Raul Rodas is a world barista champion, a four-time Guatemala national champion, a buyer and quality consultant for some of the world’s largest coffee companies, and a business owner and roaster with his beloved Guatemala City shop, Paradigma Coffee Roasters. By the high standards of international coffee competition, he has literally made the best cup of coffee in the world.
“Coffee releases more or less gas or CO2 while you’re pouring water over it,” he said in a recent interview with Coffee or Die Magazine. “How much gas releases will affect or alter the different flavors inherent in the beans.”
Coffee quality, water quality, grind size, the ratio of coffee to water, water temperature, and the time on grounds all affect the off-gas and extraction process, Rodas said. Perfecting a pour over is about tweaking these variables until that cup of brown gold strikes your personal palate preference.

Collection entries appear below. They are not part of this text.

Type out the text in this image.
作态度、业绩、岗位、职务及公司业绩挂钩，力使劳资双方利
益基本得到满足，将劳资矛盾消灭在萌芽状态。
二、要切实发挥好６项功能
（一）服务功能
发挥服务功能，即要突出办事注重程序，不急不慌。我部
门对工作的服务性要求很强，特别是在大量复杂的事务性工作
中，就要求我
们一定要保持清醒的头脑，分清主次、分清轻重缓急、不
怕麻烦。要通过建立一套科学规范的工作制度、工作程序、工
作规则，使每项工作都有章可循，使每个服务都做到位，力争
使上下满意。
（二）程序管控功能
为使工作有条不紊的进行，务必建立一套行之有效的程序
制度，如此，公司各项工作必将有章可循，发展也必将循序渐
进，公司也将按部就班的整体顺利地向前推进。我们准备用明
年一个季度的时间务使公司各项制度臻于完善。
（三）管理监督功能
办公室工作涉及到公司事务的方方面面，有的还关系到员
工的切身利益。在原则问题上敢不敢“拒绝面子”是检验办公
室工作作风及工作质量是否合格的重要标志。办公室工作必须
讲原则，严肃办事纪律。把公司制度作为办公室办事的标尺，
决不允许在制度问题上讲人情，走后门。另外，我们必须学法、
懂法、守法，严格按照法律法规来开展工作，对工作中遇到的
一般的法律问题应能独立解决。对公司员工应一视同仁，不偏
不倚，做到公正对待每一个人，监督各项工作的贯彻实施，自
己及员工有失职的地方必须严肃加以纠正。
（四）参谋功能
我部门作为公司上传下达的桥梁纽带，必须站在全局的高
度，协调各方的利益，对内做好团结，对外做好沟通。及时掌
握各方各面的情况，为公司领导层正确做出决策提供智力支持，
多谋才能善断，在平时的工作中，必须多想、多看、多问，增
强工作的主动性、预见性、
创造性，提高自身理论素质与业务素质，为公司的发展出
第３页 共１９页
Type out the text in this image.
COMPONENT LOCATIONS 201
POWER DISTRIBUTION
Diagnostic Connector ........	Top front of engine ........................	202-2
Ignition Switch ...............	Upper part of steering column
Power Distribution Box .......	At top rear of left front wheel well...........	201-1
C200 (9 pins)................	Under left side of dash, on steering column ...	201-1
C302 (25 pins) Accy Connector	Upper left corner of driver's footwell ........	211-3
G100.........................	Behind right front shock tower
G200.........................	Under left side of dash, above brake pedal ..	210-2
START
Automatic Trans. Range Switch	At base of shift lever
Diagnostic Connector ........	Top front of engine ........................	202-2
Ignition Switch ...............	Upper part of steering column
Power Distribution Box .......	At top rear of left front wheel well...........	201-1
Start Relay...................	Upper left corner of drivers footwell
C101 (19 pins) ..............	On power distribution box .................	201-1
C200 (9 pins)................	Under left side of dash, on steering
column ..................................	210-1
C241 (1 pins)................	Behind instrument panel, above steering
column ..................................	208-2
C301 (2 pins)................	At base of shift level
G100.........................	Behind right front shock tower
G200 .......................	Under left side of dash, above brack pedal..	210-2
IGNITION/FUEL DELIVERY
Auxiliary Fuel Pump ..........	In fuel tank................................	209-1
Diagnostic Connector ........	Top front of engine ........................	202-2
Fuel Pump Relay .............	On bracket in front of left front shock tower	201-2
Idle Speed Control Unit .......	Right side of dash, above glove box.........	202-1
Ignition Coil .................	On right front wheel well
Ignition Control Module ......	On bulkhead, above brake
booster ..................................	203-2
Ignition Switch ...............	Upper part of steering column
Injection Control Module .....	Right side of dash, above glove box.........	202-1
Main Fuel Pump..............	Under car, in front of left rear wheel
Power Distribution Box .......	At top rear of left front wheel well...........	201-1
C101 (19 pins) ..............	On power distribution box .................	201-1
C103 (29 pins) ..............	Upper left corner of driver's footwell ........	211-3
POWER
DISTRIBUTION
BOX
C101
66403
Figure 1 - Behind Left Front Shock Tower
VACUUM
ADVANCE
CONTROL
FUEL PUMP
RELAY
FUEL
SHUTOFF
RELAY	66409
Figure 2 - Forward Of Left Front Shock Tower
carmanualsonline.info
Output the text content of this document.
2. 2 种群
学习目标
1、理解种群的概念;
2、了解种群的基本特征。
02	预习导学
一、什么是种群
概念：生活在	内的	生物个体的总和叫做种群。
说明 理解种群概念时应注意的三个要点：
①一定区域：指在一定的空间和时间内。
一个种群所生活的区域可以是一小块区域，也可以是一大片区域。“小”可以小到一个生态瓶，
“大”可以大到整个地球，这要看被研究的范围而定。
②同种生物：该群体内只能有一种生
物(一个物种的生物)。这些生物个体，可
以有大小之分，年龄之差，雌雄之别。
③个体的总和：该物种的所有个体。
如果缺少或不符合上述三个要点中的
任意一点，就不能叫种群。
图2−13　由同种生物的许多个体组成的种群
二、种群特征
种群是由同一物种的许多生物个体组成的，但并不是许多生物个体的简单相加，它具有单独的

“There is no perfect formula, or perfect cup, even though we try to find it,” he said. “You can only do the best by the beans for your palate.”
Water, he said, is the main ingredient in every cup of coffee — and often the most overlooked. “Much of the flavor comes from the quality of the water,” he said. He tests water for a pH of 7 to 8.5 and a hardness of 50 to 80 parts per million for peak flavors and extraction. He said the excellent tap water in Guatemala City — and in many parts of the US — hit these numbers. Most bottled water is in the 4.5 to 6.5 range.
If this water science sounds complicated, it shouldn’t. You needn’t invest in lab equipment to make better coffee. If your water is good enough to drink right from the tap, use it. If it’s so-so, run it through a basic carbon filter like a Brita. But water is just one ingredient, one step. If you’re using a Chemex or single-cup system like a Hario V60, here’s how to tune each step to your palate and preferences, according to coffee pro Rodas.
“Finding your formula is part of the fun, part of the reward.”
Coffee. Buy fresh-roasted coffee. This is the single fastest, easiest way to make a better morning cup of joe.
Water. If you won’t drink your tap water, don’t make coffee with it. Use filtered water or jugged natural spring water. Stay away from bottled water, as the pH is too low and makes for too much plastic trash.
Grind size. Pulverize those fresh-roasted beans with a burr grinder for consistency, not a whirly-blade unit, which makes uneven grinds. Grind until the grounds are the consistency of beach sand. Coffeeheads call this a “medium” grind, and it’s an excellent place to start. Grind coarser if you detect any bitterness, as you might with dark roasts, or finer if you’re looking for a more extracted, richer flavor. Rodas says finer works best with lighter roasts.
Quantity. Start with the Specialty Coffee Association’s recommended ratio of 16-to-1, or 16 milliliters of water to every gram of coffee. Dropping the ratio makes a more robust cup (more coffee to water) while bumping the ratio lightens your beverage.
Filter. Use a natural (brown) filter, not bleached white. Make sure to wet it with hot water before starting the pour over process.
Heat. At sea level, water boils at 212 degrees, but most coffeeheads aim for a water temp closer to the SCA-recommended 200 degrees, Rodas said. At 5,000 feet elevation, the boil temp drops to 203 degrees, so tune your temperature to altitude and test. Modern electric pour over kettles like the Stagg EKG make this easy. But if you don’t want to drop almost two Benjamins on a kettle, a basic stovetop tea kettle with a thermometer works just as well. Darker roasts are more prone to bitterness with hotter water temps, so skew lower the darker the roast.
Time. This is the final dimension. With the filter wet and grounds ready for the pour, add about double the weight of the grounds in water and wait 45 seconds. That means, if you have 30 grams of grinds, add 60 milliliters of water, then wait to give the coffee time to bloom, or off-gas CO2. After that, pour the remainder of your water weight in 200-milliliter increments or so. With a Hario, this whole brew process should take about three minutes. With a Chemex, aim for three to four-and-a-half minutes, depending on the amount of coffee being made. Much faster than that is an indicator that the grind is too coarse; much slower, the grind is too fine.
For Rodas, this adds up to 32 grams of coffee, ground medium coarse or to the consistency of rough sand, with 500 ml of filtered tap water (that’s a 15.62-1 ratio) heated to 196 degrees and brewed no longer than three minutes.
This article first appeared in the Summer 2021 edition of Coffee or Die’s print magazine.